Daphne Guinness is one of today’s most iconic women of style and a powerful creative force in her own right. This spectacular sale comprises over 100 pieces from her personal collection and features rare haute couture and accessories from designers including, Alexander McQueen, Balenciaga, Chanel, Christopher Kane and Gareth Pugh. With estimates starting at £300 this is a unique opportunity to own a piece of fashion history from an illustrious collection. Proceeds from the auction will go to The Isabella Blow Foundation.
You’ve been termed a fashion ‘muse’. What in your opinion does being a muse entail? And was musing your aim all along?
A muse to me is a sort of meditation: to muse, or to be a muse. In ancient times they were regarded as the inspirers of learning and the arts. To objectify myself as such a being is impossible; I am merely myself.
Your style has been described as ‘futuristic, but also from a bygone age when getting dressed was considered a demanding form of self-expression? Is fashion your way of expressing yourself?
Fashion is not something I follow passionately. I am more instinctual in my habits; I will gravitate towards a look, but purely for the interest of it – that and my lack of patience. Clothing is not a form to me of self-expression; it is merely an extension of my imagination, my intuition, and being constantly late!
And if so, what does your choice tell us about you, and you about yourself?
I am not qualified to answer that question. Surely it is in the eye of the beholder.
Tell us about the gestation of the one-of-a-kind sculptural metallic silver mini dress Alexander McQueen made especially for you. How did the design come about? Where did the inspiration arise?
It is based on a silhouette that he did for me from one of his shows, and as usual, I asked for a modification. I also requested the dress in various colours, because I really loved the shape. But saving Alexander, I did not obsess about fashion. Beauty or painting, yes, but actually our discussions were mainly about love.
The proceeds of the sale are to benefit the Isabella Blow Foundation. What do you hope and expect that this Foundation will achieve?

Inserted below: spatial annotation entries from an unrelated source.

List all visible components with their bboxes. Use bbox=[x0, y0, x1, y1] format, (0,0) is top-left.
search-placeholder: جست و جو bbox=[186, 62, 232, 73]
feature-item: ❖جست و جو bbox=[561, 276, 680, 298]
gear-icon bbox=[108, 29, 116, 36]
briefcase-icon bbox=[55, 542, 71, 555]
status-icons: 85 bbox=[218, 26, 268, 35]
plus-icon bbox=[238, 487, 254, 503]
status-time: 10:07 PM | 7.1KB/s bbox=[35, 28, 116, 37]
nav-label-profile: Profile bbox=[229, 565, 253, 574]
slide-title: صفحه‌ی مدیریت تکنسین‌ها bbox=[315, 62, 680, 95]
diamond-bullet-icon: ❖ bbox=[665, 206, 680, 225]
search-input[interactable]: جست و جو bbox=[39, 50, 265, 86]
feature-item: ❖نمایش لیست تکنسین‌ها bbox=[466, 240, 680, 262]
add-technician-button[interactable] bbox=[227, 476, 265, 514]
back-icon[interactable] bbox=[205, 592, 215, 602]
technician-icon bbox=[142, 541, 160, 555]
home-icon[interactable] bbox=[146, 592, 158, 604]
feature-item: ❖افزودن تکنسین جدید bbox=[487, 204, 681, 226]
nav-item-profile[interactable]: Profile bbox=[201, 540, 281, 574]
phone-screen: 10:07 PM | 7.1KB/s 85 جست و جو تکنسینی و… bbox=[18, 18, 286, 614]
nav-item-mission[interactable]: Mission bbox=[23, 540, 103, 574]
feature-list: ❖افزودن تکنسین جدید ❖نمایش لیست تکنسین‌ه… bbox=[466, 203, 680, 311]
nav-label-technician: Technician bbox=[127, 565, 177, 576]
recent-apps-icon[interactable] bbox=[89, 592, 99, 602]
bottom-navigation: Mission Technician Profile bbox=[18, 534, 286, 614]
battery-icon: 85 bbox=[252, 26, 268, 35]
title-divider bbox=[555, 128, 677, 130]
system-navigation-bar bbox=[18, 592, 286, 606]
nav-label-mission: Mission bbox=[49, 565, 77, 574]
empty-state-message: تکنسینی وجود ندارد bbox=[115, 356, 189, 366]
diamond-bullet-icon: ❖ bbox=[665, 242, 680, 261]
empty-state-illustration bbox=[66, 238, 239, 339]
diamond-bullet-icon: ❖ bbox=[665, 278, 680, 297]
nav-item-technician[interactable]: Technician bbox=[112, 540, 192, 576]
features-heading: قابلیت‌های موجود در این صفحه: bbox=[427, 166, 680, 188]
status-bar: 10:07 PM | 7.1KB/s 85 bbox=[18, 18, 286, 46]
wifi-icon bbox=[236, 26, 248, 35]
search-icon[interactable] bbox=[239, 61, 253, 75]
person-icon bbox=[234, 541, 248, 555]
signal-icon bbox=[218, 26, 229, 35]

I hope to restore Isabella to her rightful place in the constellation of fashion, art, freethinking and original human beings. The world is a duller place without her. She was my friend in life, and death does not alter that. The circumstances of these tragedies have overshadowed what should be celebrated; the art, the originality, the humour and the wonderful times that were created from that. On a side note, one never thinks that these will end, and her death shocked me to my living core. I relish those who remain.
The real issue is mental health. It seems that artists in particular are vulnerable to bi-polar episodes because they occupy the periphery, where others are, too – but the former are innocent, and for most part unprotected, impulsive. They see what we cannot.
Mental health is not a subject that people wish to discuss, and it is becoming evident to me that this needs to be broken – like aids, like cancer. One example: in NYC they have closed down St Vincents Hospital. What happens to the patients? They are given pills and no palliative care. This is something that needs to be addressed urgently.
On a happier note, Isabella’s collection will be an inspiration to students around the world and that makes me very happy. If it means I lose some of my things, well, that is a small sacrifice. It is the only practical way of passing the torch. In the end artists are here to serve our infinite imagination. By default they transcend and push the boundaries, and by their vision, they change the world in which we live.